Porque el mito de la conciencia objetiva es lógicamente indestructible en tanto que único y exclusivo medio para conseguir una relación válida con la realidad. La experiencia de la “otredad”, en tanto que experiencia viva, carece de armas lógicas. El corazón —se dijo— tiene razones que la razón no comprende. Y nada más cierto. Queda, sin embargo, el incómodo testimonio de los Castaneda, de los místicos, de los amantes, de los artistas, de los revolucionarios que han llevado a cabo una revolución. La experiencia de la “otredad” establece otras relaciones con la realidad y con la “otra” realidad. Habrá que conformarse, a falta de auténtica experiencia, con meros testimonios.
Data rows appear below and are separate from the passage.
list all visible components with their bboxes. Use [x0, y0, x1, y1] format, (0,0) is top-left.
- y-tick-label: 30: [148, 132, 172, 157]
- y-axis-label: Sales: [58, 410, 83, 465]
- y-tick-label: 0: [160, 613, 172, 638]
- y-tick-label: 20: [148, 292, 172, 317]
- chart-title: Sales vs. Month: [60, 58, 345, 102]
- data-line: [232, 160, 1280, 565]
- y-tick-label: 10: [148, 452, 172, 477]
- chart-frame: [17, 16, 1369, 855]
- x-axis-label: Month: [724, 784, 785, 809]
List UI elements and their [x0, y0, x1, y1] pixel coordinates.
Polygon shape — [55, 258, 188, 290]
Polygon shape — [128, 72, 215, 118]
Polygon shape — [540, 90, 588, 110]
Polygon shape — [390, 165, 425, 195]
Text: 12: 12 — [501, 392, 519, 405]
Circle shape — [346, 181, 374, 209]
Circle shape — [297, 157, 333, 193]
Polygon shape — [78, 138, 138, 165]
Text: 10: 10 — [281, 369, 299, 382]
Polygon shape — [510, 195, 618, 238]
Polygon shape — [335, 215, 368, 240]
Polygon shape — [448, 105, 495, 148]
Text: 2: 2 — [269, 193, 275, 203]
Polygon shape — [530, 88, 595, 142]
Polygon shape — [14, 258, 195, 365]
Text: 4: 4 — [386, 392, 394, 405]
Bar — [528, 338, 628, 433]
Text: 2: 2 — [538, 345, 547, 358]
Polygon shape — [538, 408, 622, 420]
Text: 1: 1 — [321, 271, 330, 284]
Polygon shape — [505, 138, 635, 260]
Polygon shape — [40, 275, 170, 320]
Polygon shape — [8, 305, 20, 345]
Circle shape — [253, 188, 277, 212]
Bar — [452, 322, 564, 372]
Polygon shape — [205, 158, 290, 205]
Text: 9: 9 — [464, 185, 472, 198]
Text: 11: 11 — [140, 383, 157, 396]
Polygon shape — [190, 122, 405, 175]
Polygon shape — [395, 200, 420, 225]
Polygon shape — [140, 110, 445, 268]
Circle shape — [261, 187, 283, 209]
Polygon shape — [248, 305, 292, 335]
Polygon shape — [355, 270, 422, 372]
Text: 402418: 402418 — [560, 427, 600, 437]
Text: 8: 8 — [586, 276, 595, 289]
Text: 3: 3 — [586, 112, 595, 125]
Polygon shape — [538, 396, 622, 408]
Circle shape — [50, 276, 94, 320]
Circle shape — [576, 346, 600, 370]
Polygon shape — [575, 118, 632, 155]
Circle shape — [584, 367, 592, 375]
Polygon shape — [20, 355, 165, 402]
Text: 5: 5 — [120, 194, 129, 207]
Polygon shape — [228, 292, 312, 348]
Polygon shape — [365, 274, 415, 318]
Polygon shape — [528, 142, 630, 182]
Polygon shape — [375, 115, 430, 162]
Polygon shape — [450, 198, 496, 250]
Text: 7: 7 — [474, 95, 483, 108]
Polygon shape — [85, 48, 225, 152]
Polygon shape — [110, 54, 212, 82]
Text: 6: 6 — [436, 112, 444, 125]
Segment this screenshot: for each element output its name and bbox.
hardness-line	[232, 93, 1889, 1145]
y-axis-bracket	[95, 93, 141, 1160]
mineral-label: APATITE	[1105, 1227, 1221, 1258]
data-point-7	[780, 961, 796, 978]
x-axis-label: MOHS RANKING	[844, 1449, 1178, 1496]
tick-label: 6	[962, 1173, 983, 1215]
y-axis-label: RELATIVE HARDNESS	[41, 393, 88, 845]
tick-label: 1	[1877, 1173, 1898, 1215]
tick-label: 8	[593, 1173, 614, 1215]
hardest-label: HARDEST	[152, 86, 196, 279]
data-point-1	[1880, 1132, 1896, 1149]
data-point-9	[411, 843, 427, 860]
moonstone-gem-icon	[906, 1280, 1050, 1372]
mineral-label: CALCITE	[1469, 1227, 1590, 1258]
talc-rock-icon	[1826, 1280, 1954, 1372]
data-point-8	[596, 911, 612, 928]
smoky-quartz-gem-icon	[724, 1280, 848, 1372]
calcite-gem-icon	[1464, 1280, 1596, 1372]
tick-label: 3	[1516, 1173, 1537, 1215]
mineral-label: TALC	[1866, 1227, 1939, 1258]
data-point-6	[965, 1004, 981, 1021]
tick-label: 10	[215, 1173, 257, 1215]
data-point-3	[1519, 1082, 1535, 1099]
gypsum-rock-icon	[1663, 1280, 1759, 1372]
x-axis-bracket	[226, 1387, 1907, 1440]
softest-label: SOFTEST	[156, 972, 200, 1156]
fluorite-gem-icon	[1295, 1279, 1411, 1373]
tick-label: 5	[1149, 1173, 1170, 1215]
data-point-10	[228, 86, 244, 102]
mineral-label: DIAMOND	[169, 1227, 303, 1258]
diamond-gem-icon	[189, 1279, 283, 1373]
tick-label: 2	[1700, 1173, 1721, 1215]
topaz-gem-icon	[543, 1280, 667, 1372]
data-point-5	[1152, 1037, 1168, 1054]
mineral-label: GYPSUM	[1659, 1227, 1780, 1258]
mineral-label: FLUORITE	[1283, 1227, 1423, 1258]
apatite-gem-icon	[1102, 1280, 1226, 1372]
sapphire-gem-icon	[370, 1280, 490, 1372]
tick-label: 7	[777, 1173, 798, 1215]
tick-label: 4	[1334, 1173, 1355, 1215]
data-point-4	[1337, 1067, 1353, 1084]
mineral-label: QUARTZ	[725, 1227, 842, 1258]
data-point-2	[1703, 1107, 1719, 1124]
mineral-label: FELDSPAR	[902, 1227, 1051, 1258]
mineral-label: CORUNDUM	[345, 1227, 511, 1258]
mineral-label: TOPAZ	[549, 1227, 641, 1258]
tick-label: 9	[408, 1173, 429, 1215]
Pero es que, además, aceptar la “otredad” representa el riesgo a introducir la improductividad en el seno de la sociedad de la producción. Porque la experiencia de la “otredad”, aunque puede serlo, no tiene por qué ser productiva. Antes, en principio, es “antisocial”. Todos los actos humanos, dijo Artaud, son antisociales. Boutade heterodoxa, que yo creo que Paz y Castaneda habrían comprendido plenamente y sin el menor escándalo. No se trata, sin embargo, de mera literatura. Caso de ser aceptado el derecho a la experiencia de la “otredad”, debe hacerse hasta sus últimas consecuencias, tal como Artaud reivindicaba el derecho a la existencia de “cualquier sucesión e ideas o actos humanos”, incluido el delirio, el acto improductivo por excelencia o, más exactamente, el no-acto.

Respétese, en todo caso, el derecho de la “otredad” a sobrevivir y a manifestarse en las catacumbas.

JOSE LUIS GIMENEZ-FRONTÍN[2], camp de l’arpa. Revista de literatura 28, enero de 1976, pp. 7-12.



[1] 1. Carlos Castaneda: Las enseñanzas de don Juan. Prólogo de Octavio Paz. Fondo de Cultura Económica, México, 1975. La obra de Castaneda constituye una tetralogía, cuyos otros tres títulos irán apareciendo en castellano. Las versiones originales son: A Separate Reality, 1971; Joumey to Ixtlan, 1972; y Tales of Power, 1974.
[2] José Luis Giménez-Frontín es un escritor barcelonés, nacido en 1943, que ha publicado un libro de poemas, La Sagrada Familia y Otros Poemas (Lumen. Barcelona, 1972) y otro de narrativa: Un día de campo (Lumen. Barcelona, 1974). Ejerce semanalmente “lo que se ha dado en llamar crítica literaria” en las páginas del vespertino Tele/eXpres. Ha corrido por media Europa y es, o ha sido, “estudiante, pasante, profesor, marinero de primera, negro de editorial, traductor, promotor cultural en el sentido industrial de la palabra por supuesto, crítico literario y articulista en las revistas de rigor”. Admira sin reservas a King-Kong.